We put the blocks away and an hour was gone.

It didn't matter at all that the kid was dyslexic, he could still count and put numbers together and learn the concepts in this lesson; we never even got out a pen and white board, or paper and pencil. Other times we do and the child can barely make a "1" or a "C" much less a "8" or something complicated like "3". Of late he has gotten good at "0" and "1" and has learned to make "9" (a zero on a stick) a "10" and is beginning to make 8's...he often writes "10" as "01" which gives us a lovely opportunity to talk about making sure the numbers are in the right places and place value.

He knows he has a problem because it seems to depress him when it's time to try some drawing. He heaves a big sigh and says "okay" as glumly as possible. He is improving, however. The blocks make it so when the time comes all he has to do is concentrate on making the symbols; the concepts will already be easy. With this method the symbols don't get in the way. In fact we will see that the symbols do what they are supposed to do which is save time. Symbols are faster than drawing or getting out blocks.

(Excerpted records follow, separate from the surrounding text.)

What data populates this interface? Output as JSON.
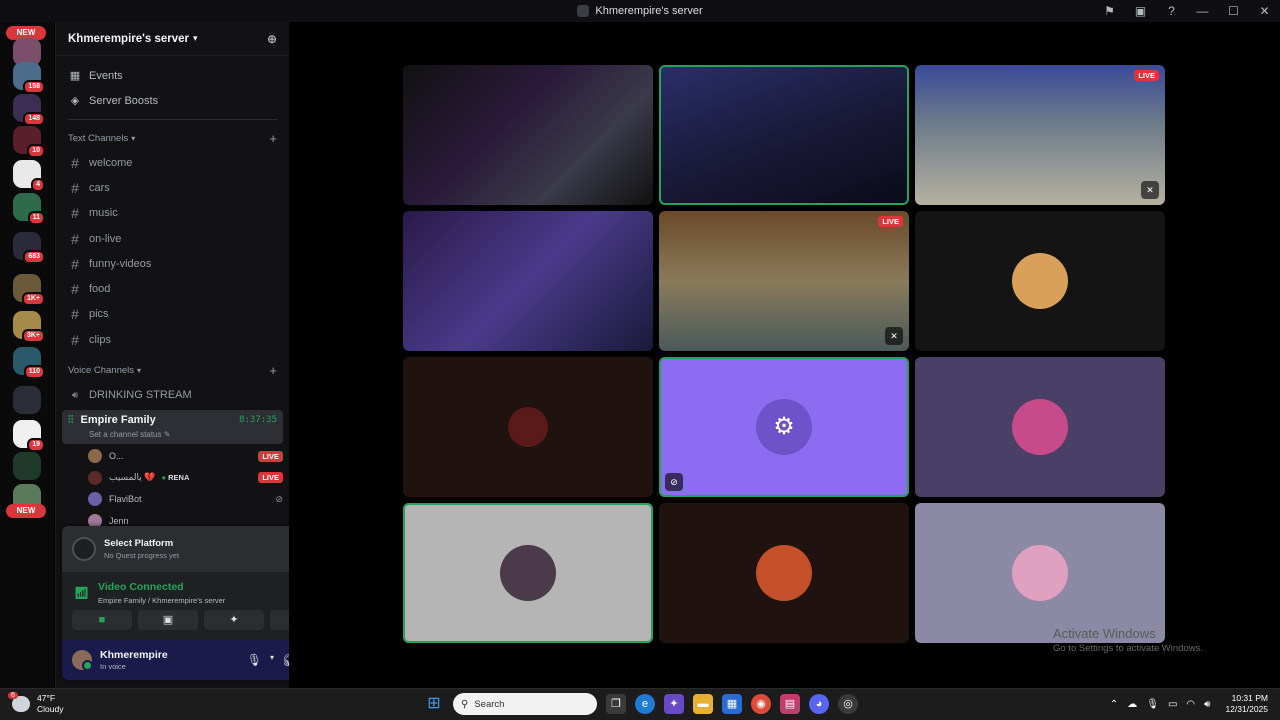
{
  "window": {
    "title": "Khmerempire's server",
    "controls": [
      "⚑",
      "▣",
      "?",
      "—",
      "☐",
      "✕"
    ]
  },
  "guilds": {
    "new_top": "NEW",
    "new_bottom": "NEW",
    "badges": [
      "158",
      "148",
      "10",
      "4",
      "11",
      "683",
      "1K+",
      "3K+",
      "110",
      "19"
    ]
  },
  "sidebar": {
    "server_name": "Khmerempire's server",
    "nav": [
      {
        "label": "Events",
        "icon": "calendar-icon"
      },
      {
        "label": "Server Boosts",
        "icon": "boost-icon"
      }
    ],
    "text_category": "Text Channels",
    "text_channels": [
      "welcome",
      "cars",
      "music",
      "on-live",
      "funny-videos",
      "food",
      "pics",
      "clips"
    ],
    "voice_category": "Voice Channels",
    "voice_channels": [
      "DRINKING STREAM"
    ],
    "active_voice": {
      "name": "Empire Family",
      "timer": "8:37:35",
      "status": "Set a channel status"
    },
    "members": [
      {
        "name": "O...",
        "live": "LIVE",
        "tag": ""
      },
      {
        "name": "يالمسيب 💔",
        "live": "LIVE",
        "tag": "RENA"
      },
      {
        "name": "FlaviBot",
        "live": "",
        "tag": ""
      },
      {
        "name": "Jenn",
        "live": "",
        "tag": ""
      }
    ]
  },
  "panel": {
    "quest_title": "Select Platform",
    "quest_sub": "No Quest progress yet",
    "rtc_status": "Video Connected",
    "rtc_location": "Empire Family / Khmerempire's server",
    "user_name": "Khmerempire",
    "user_status": "In voice"
  },
  "stage": {
    "tiles": [
      {
        "live": ""
      },
      {
        "live": ""
      },
      {
        "live": "LIVE"
      },
      {
        "live": ""
      },
      {
        "live": "LIVE"
      },
      {
        "live": ""
      },
      {
        "live": ""
      },
      {
        "live": ""
      },
      {
        "live": ""
      },
      {
        "live": ""
      },
      {
        "live": ""
      },
      {
        "live": ""
      }
    ],
    "colors": {
      "purple": "#8c6cf1",
      "slate": "#4a3f66",
      "grey": "#b5b5b5",
      "lavender": "#8b89a3",
      "dark": "#1f120f"
    }
  },
  "watermark": {
    "line1": "Activate Windows",
    "line2": "Go to Settings to activate Windows."
  },
  "taskbar": {
    "weather_badge": "6",
    "temp": "47°F",
    "condition": "Cloudy",
    "search_placeholder": "Search",
    "time": "10:31 PM",
    "date": "12/31/2025"
  }
}
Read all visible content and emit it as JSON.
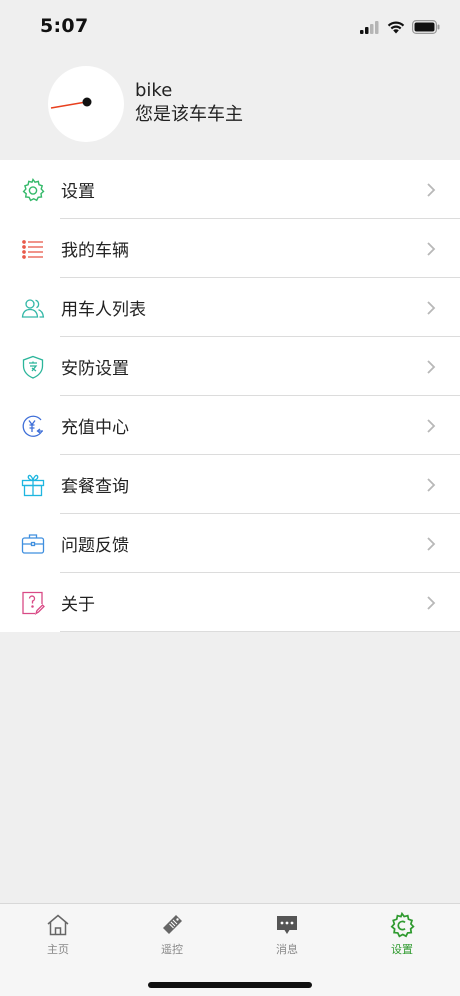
{
  "status_bar": {
    "time": "5:07",
    "signal_icon": "cellular-signal-icon",
    "wifi_icon": "wifi-icon",
    "battery_icon": "battery-icon"
  },
  "profile": {
    "name": "bike",
    "role": "您是该车车主",
    "avatar_icon": "gauge-icon"
  },
  "menu": {
    "items": [
      {
        "label": "设置",
        "icon": "gear-icon",
        "color": "#35b96a"
      },
      {
        "label": "我的车辆",
        "icon": "list-icon",
        "color": "#e85b4b"
      },
      {
        "label": "用车人列表",
        "icon": "users-icon",
        "color": "#33b7a7"
      },
      {
        "label": "安防设置",
        "icon": "shield-icon",
        "color": "#2bb59a"
      },
      {
        "label": "充值中心",
        "icon": "recharge-icon",
        "color": "#3f6fd8"
      },
      {
        "label": "套餐查询",
        "icon": "gift-icon",
        "color": "#1fb6e0"
      },
      {
        "label": "问题反馈",
        "icon": "briefcase-icon",
        "color": "#3f8fdf"
      },
      {
        "label": "关于",
        "icon": "about-icon",
        "color": "#d94a86"
      }
    ]
  },
  "tabs": [
    {
      "label": "主页",
      "icon": "home-icon",
      "active": false
    },
    {
      "label": "遥控",
      "icon": "remote-icon",
      "active": false
    },
    {
      "label": "消息",
      "icon": "message-icon",
      "active": false
    },
    {
      "label": "设置",
      "icon": "settings-tab-icon",
      "active": true
    }
  ],
  "colors": {
    "accent": "#2f9a2f",
    "background": "#efefef",
    "tab_inactive": "#888888"
  }
}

Dyslexic or not.

It is overwhelming when doing symbol based math to only see 4 + 5 = 9, for example. The symbols are difficult to copy and draw because they don't see what we see, and then they have to remember how many four is, and then they have to remember how many five is, and then they have to add it together and then they have to make the symbols...and then...it's too much. This method breaks it down for them and they learn what the symbols mean. It's easy because the blocks make it visually obvious. We progress in stages; bite sized pieces that are easy to swallow. By the way he can do algebra. We just didn't do any that day..

It really levels the playing field for these children and builds self esteem because they can do the math they just can't always make the symbols but that will be mastered too--just not as quickly as other children his age. Doesn't mean he's special, or more or less than other students just different. I treat him like any other kid and he appreciates that most of the time. (Of course everybody likes special treatment.)

Monday, August 3, 2009

SIX.

Well today's "lesson" for the wee ones was about 6. How many is six...? We counted six. We listen to "I Got Six" from Multiplication Rock. We measured 6 with 2 threes. We measured six with 2's and found out there 3 of them in there. We counted out six units...we made rectangles with the 2's and the 3's. They lost interest. We quit in favor of reading rainbow on PBS.